In 1758 stelde de Academie van Rouen het volgende onderwerp voor voor de prijs: “Het bepalen van de affiniteiten die worden gevonden tussen de belangrijkste gemengde, zoals M. Geoffroy begon, en het vinden van een fysisch-mechanisch systeem voor deze affiniteiten.
De Academie ontving verschillende memoranda, maar geen enkele behandelde de kwestie in zijn geheel en, zoals de redacteur van het Journal des Savants schreef:
“ In sommige gevallen werden de verwantschappen tussen de belangrijkste gemengde groepen bepaald, waarbij het eerste deel van de vraag werd beantwoord, maar het tweede nauwelijks werd aangestipt; in andere memoires behandelden de auteurs het mechanisme van affiniteiten, maar ze zagen het chemische deel enigszins over het hoofd, dit is het oordeel van de Academie van Rouen. Ook was deze Compagnie van mening dat zij, in een onderwerp dat zo belangrijk en zo moeilijk perfect te behandelen was, zich moest losmaken van de gewone strengheid van de Academische Wetten, en dat de eerlijkheid vereiste dat de prijs werd verdeeld, dat de prijs voor de helft werd toegekend degene die het beste met het chemische deel had omgegaan, en dat de ander werd overgeleverd aan degene die met meer succes aan het puur fysieke deel van de kwestie had gewerkt» [[ Journal des Sçavans, jaar 1762, Parijs, 1762, p. 295. ]].
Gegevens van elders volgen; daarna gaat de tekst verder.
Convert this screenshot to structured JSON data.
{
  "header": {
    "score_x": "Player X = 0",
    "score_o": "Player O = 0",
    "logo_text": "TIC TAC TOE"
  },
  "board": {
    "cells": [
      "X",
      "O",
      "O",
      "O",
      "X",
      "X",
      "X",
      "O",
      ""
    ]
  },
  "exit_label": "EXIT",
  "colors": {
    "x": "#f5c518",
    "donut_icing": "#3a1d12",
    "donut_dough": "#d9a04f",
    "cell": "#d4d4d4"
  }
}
Dit is hoe Jean-Philippe de Limbourg[[Ibid, p. 295, “M. de Limbourg, doctor in de geneeskunde uit Theux, in het Pays de Liége”. ]] ontving de prijs voor het chemische gedeelte en de Geneefse Georges-Louis Lesage, filosoof en wiskundige, ontving deze voor het fysische gedeelte.
In 1761 publiceerde Limbourg de tekst van zijn “Dissertatie”, vergezeld van een samenvatting van de theorieën ontwikkeld door zijn medelaureaat.
Voordat we het proefschrift van onze held analyseren, en om dit werk te situeren in de geschiedenis van de affiniteitstheorie, zullen we snel een beeld schetsen van laatstgenoemde.